Well readers, 2020 has officially passed the halfway mark, and with many of us indoors, there has been been a better time to be a bookworm and get through those books you’ve been adding to your reading list.
Keeping our mind busy, is key during quarantine. Here are a variety of books that have entertained or enlightened us for a variety of reasons. Let us know if any of your favorites made the list, and if not, which ones you’d add.
We’re kicking off this list with “The Ballad of Songbirds and Snakes”. This book revisits the world of Panem sixty-four years before the events of The Hunger Games, starting on the morning of the reaping of the Tenth Hunger Games. Long before Katniss’ time we follow a young President Snow as hard times change him, into the canny fellow we both feared and loved in the original trilogy.
Next on our list is “The Giver of Stars”. Described as, the greatest love story is the one you’ll least expect. Alice Wright doesn’t love her new American husband. Nor her domineering father-in-law or the judgmental townsfolk of Baileyville, Kentucky. Stifled and misunderstood, she yearns for escape and finds it in defiant Margery O’Hare and the sisterhood bringing books to the isolated and vulnerable. But when her father-in-law and the town turn against them, Alice fears the freedom, friendship and the new love she’s found will be lost .
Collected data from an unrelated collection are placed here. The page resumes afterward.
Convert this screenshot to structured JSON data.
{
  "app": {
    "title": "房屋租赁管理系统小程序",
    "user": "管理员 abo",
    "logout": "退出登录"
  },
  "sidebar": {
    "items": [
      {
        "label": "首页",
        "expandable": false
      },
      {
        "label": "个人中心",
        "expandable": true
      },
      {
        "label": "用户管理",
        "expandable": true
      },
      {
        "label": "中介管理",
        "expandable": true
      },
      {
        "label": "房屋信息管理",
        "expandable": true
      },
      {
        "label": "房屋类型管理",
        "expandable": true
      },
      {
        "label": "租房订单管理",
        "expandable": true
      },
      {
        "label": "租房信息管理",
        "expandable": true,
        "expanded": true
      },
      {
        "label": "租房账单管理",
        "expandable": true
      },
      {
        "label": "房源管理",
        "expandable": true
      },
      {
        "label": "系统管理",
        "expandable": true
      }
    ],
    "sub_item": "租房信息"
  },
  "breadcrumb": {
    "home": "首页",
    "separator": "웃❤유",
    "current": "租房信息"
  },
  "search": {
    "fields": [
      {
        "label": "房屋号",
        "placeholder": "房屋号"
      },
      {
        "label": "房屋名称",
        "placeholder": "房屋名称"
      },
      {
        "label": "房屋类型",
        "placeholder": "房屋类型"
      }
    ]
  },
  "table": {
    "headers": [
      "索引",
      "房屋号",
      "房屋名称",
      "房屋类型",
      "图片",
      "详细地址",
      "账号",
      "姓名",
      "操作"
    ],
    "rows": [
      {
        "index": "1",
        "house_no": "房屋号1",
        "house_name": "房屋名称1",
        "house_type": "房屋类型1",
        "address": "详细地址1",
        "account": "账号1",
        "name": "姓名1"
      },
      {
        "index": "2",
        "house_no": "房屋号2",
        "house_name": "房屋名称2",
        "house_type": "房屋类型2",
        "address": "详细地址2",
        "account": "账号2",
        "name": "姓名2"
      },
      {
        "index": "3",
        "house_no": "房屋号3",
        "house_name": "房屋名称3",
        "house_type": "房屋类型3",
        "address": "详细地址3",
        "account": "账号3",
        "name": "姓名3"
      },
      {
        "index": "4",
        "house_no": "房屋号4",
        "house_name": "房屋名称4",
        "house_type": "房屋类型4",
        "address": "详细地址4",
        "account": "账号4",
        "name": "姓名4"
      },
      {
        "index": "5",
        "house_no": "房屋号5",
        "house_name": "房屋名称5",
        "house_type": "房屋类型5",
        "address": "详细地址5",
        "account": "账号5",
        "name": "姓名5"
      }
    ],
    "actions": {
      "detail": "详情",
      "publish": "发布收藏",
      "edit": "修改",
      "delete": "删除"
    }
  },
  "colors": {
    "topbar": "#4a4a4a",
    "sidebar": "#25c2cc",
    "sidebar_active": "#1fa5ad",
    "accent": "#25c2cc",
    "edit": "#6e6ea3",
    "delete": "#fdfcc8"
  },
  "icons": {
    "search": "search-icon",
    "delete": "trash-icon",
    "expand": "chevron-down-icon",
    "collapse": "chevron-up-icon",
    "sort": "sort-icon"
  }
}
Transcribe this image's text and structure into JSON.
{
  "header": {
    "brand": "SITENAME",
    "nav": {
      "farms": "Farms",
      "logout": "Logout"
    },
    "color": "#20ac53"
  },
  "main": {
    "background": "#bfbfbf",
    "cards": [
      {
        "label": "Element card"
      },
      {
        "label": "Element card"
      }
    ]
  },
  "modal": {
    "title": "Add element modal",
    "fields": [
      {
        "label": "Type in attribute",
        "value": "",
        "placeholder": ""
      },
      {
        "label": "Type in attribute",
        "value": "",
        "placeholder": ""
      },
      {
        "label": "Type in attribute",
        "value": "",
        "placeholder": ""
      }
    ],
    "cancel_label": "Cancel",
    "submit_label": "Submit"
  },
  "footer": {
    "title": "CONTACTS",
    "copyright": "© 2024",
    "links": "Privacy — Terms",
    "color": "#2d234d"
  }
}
With Artemis Fowl enchanting viewers on Disney+, and the series well and finished, we’d like to introduce you back into Artemis’ world. Check out “The Fowl Twins”. Myles and Beckett Fowl are twins but the two boys are wildly different. Beckett is blonde, messy and sulks whenever he has to wear clothes. Myles is impeccably neat, has an IQ of 170, and 3D prints a fresh suit every day – just like his older brother, Artemis Fowl.
A week after their eleventh birthday the twins are left in the care of house security system, NANNI, for a single night. In that time, they befriend a troll on the run from a nefarious nobleman and an interrogating nun both of whom need the magical creature for their own gain . Prepare for an epic adventure in which The Fowl Twins and their new troll friend escape, get shot at, kidnapped, buried, arrested, threatened, killed (temporarily) . . . and discover that the strongest bond in the world is not the one forged by covalent electrons in adjacent atoms, but the one that exists between a pair of twins.
Next on our list is a spot of non-fiction: “Prisoners of History : What Monuments to the Second World War Tell Us About Our History and Ourselves”. What happens when our values change, but what we have set in stone does not? Humankind has always had the urge to memorialise, to make physical testaments to the past. There’s just one problem: when we carve a statue or put up a monument, it can wind up holding us hostage to bad history. Amongst many questions, the book asks: What does Germany signal to today’s far right by choosing not to disclose the exact resting place of Hitler? How can a bronze statue of a young girl in Seoul cause mass controversy? What is Russia trying to prove and hide, still building victory monuments at a prolific rate for a war now seventy years over?
Don’t let 2020 slip by without picking up “The Court of Miracles”. Les Misérables meets Six of Crows in this page-turning adventure as a young thief finds herself going head to head with leaders of Paris’s criminal underground in the wake of the French Revolution. In the violent urban jungle of an alternate 1828 Paris, the French Revolution has failed and the city is divided between merciless royalty and nine underworld criminal guilds, known as the Court of Miracles. Eponine (Nina) Thénardier is a talented cat burglar and member of the Thieves Guild. Nina’s life is midnight robberies, avoiding her father’s fists, and watching over her naïve adopted sister, Cosette (Ettie). When Ettie attracts the eye of the Tiger–the ruthless lord of the Guild of Flesh–Nina is caught in a desperate race to keep the younger girl safe. Her vow takes her from the city’s dark underbelly to the glittering court of Louis XVII. And it also forces Nina to make a terrible choice–protect Ettie and set off a brutal war between the guilds, or forever lose her sister to the Tiger.
A big staff pick, which debuted early 2020 is “House of Earth and Blood; Crescent City” by Sarah J Maas. Half-Fae, half-human Bryce Quinlan loves her life. Every night is a party and Bryce is going to savour all the pleasures Lunathion – also known as Crescent City – has to offer. But then a brutal murder shakes the very foundations of the city, and brings Bryce’s world crashing down. Two years later, Bryce still haunts the city’s most notorious nightclubs – but seeking only oblivion now. Then the murderer attacks again. And when an infamous Fallen angel, Hunt Athalar, is assigned to watch her every footstep, Bryce knows she can’t forget any longer.
As Bryce and Hunt fight to unravel the mystery, and their own dark pasts, the threads they tug ripple through the underbelly of the city, across warring continents, and down to the deepest levels of Hel, where things that have been sleeping for millennia are beginning to stir …
With unforgettable characters and page-turning suspense, this is a richly inventive new fantasy series.